Sawit telah menjelma menjadi komoditi massal para petani hampir di seluruh wilayah Indonesia. Provinsi Bengkulu salah satunya yang tidak bisa lepas dari hegemoni monokultur sawit. Tidak sedikit petani di beberapa wilayah di Bengkulu kemudian mengganti jenis tanamannya. Semisal sebelumnya adalah karet diubah menjadi sawit, atau sebelumnya sawah diubah menjadi sawit. Hegemoni sawit semakin kuat, ketika negara memproduksi narasi bahwa sawit adalah komoditi yang menggerakkan ekonomi Indonesia.

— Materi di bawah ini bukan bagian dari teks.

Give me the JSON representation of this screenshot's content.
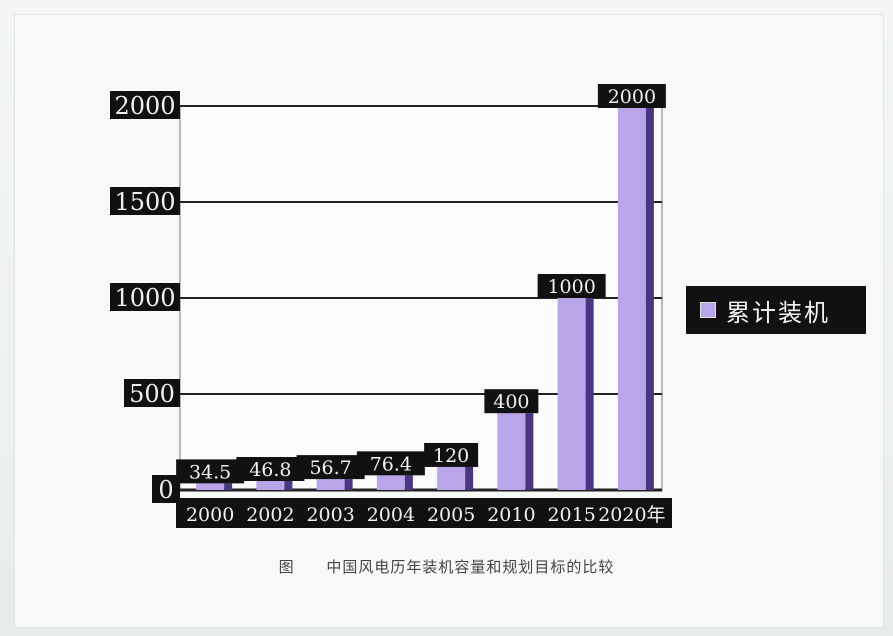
{
  "chart_data": {
    "type": "bar",
    "categories": [
      "2000",
      "2002",
      "2003",
      "2004",
      "2005",
      "2010",
      "2015",
      "2020年"
    ],
    "series": [
      {
        "name": "累计装机",
        "values": [
          34.5,
          46.8,
          56.7,
          76.4,
          120,
          400,
          1000,
          2000
        ],
        "data_labels": [
          "34.5",
          "46.8",
          "56.7",
          "76.4",
          "120",
          "400",
          "1000",
          "2000"
        ]
      }
    ],
    "y_ticks": [
      "0",
      "500",
      "1000",
      "1500",
      "2000"
    ],
    "ylim": [
      0,
      2000
    ],
    "grid": true,
    "legend_position": "right",
    "colors": {
      "bar": "#b9a6e8",
      "bar_side": "#4a3580",
      "label_bg": "#111111",
      "label_text": "#f0f0f0"
    }
  },
  "caption": {
    "prefix": "图",
    "text": "中国风电历年装机容量和规划目标的比较"
  }
}
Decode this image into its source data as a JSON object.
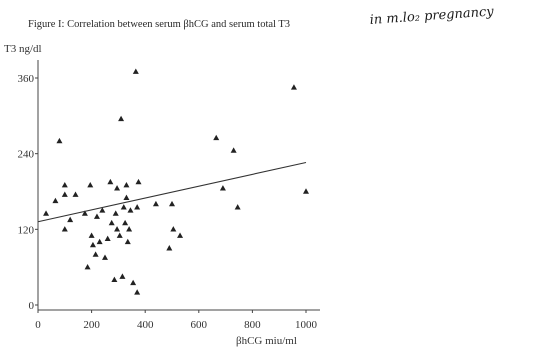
{
  "figure": {
    "caption": "Figure I: Correlation between serum βhCG and serum total T3",
    "handwritten_note": "in m.lo₂ pregnancy"
  },
  "chart_data": {
    "type": "scatter",
    "title": "Figure I: Correlation between serum βhCG and serum total T3",
    "xlabel": "βhCG miu/ml",
    "ylabel": "T3 ng/dl",
    "xlim": [
      0,
      1000
    ],
    "ylim": [
      0,
      360
    ],
    "xticks": [
      0,
      200,
      400,
      600,
      800,
      1000
    ],
    "yticks": [
      0,
      120,
      240,
      360
    ],
    "grid": false,
    "marker": "triangle",
    "points": [
      {
        "x": 30,
        "y": 145
      },
      {
        "x": 65,
        "y": 165
      },
      {
        "x": 80,
        "y": 260
      },
      {
        "x": 100,
        "y": 175
      },
      {
        "x": 100,
        "y": 190
      },
      {
        "x": 100,
        "y": 120
      },
      {
        "x": 120,
        "y": 135
      },
      {
        "x": 140,
        "y": 175
      },
      {
        "x": 175,
        "y": 145
      },
      {
        "x": 185,
        "y": 60
      },
      {
        "x": 195,
        "y": 190
      },
      {
        "x": 200,
        "y": 110
      },
      {
        "x": 205,
        "y": 95
      },
      {
        "x": 215,
        "y": 80
      },
      {
        "x": 220,
        "y": 140
      },
      {
        "x": 230,
        "y": 100
      },
      {
        "x": 240,
        "y": 150
      },
      {
        "x": 250,
        "y": 75
      },
      {
        "x": 260,
        "y": 105
      },
      {
        "x": 270,
        "y": 195
      },
      {
        "x": 275,
        "y": 130
      },
      {
        "x": 285,
        "y": 40
      },
      {
        "x": 290,
        "y": 145
      },
      {
        "x": 295,
        "y": 120
      },
      {
        "x": 295,
        "y": 185
      },
      {
        "x": 305,
        "y": 110
      },
      {
        "x": 310,
        "y": 295
      },
      {
        "x": 315,
        "y": 45
      },
      {
        "x": 320,
        "y": 155
      },
      {
        "x": 325,
        "y": 130
      },
      {
        "x": 330,
        "y": 170
      },
      {
        "x": 330,
        "y": 190
      },
      {
        "x": 335,
        "y": 100
      },
      {
        "x": 340,
        "y": 120
      },
      {
        "x": 345,
        "y": 150
      },
      {
        "x": 355,
        "y": 35
      },
      {
        "x": 365,
        "y": 370
      },
      {
        "x": 370,
        "y": 20
      },
      {
        "x": 370,
        "y": 155
      },
      {
        "x": 375,
        "y": 195
      },
      {
        "x": 440,
        "y": 160
      },
      {
        "x": 490,
        "y": 90
      },
      {
        "x": 500,
        "y": 160
      },
      {
        "x": 505,
        "y": 120
      },
      {
        "x": 530,
        "y": 110
      },
      {
        "x": 665,
        "y": 265
      },
      {
        "x": 690,
        "y": 185
      },
      {
        "x": 730,
        "y": 245
      },
      {
        "x": 745,
        "y": 155
      },
      {
        "x": 955,
        "y": 345
      },
      {
        "x": 1000,
        "y": 180
      }
    ],
    "regression_line": {
      "x": [
        0,
        1000
      ],
      "y": [
        132,
        226
      ]
    }
  }
}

Ditengah hegemoni sawit, Ismiati, perempuan berusia 32 tahun mengganti tanaman sawitnya menjadi buah naga. Sekarang,seluas ¼ hektar pekarangan rumahnya telah menjadi kebun buah naga. Kebun buah naga Ismiati, tidak jarang dijadikan tempat wisata oleh warga desa Tanjung Sari. Warga datang untuk melihat kebun buah naga sambil memetik dan membeli.
Ismiati bukan tanpa alasan mengubah kebun sawitnya menjadi kebun buah naga. Sederhana, karena ukuran sawit yang tinggi membuatnya sulit dipanen. Batang buah naga lebih ramah bagi perempuan. Lebih mudah untuk dipanen. “Kalau buah naga kita perempuan bisa memanen, kalau sawit hanya bapaknya yang bisa memanen” tutur Ismiati.
Usia buah naga ibu Ismiati telah lima tahun dan telah menikmati hasil dari kebun buah naganya. Setidaknya dalam sehari 10 kg buah naga terjual. Satu kilogram buah naga dihargai Rp 20.000. Jika dikalkulasikan dalam satu hari Ismiati memperoleh Rp 200.000 dari penjualaan buah naganya, dan memperoleh sebesar Rp 2.000.000 dalam satu bulan. Hasil ini lebih besar dari hasil penjualan sawit.
Bukan hanya tidak ramah terhadap perempuan, sawit juga tidak ramah terhadap lingkungan, terkhusus terhadap tanah dan air tanah. Fisiologi tubuh sawit membuatnya rakus terhadap air sekaligus tidak mampu melakukan penataan terhadap air tanah. Sehingga banjir, longsor serta kekeringan terjadi di wilayah-wilayah yang massif penanaman sawit.
“Sejak lahan-lahan di desa ditanami sawit, terasa sekali air kami berkurang banyak. Kalau musim kemarau kami di sini kekeringan, untuk mandi dan aktivitas mencuci serta kakus di sungai. Untuk yang tidak terbiasa mandi ditempat terbuka seperti saya, terpaksa harus membeli galon” kata Wiwin, perempuan dari desa Tanjung Harapan. Desa Tanjung Harapan merupakan desa tetangga Tanjung Sari.
Pengalaman Ismiati, merubah tanaman sawit menjadi tanaman buah naga membuktikan bahwa sawit bukan lah satu-satunya tanaman yang berkontribusi besar bagi ekonomi keluarga. Selain manfaat ekonomi, Ismiati dapat merawat sendiri tanaman buah naganya tanpa beban yang berat. Dia dapat memetik dan menikmati langsung rasa manis dari buah naga. Semua itu tidak akan didapatkan dari tanaman sawit.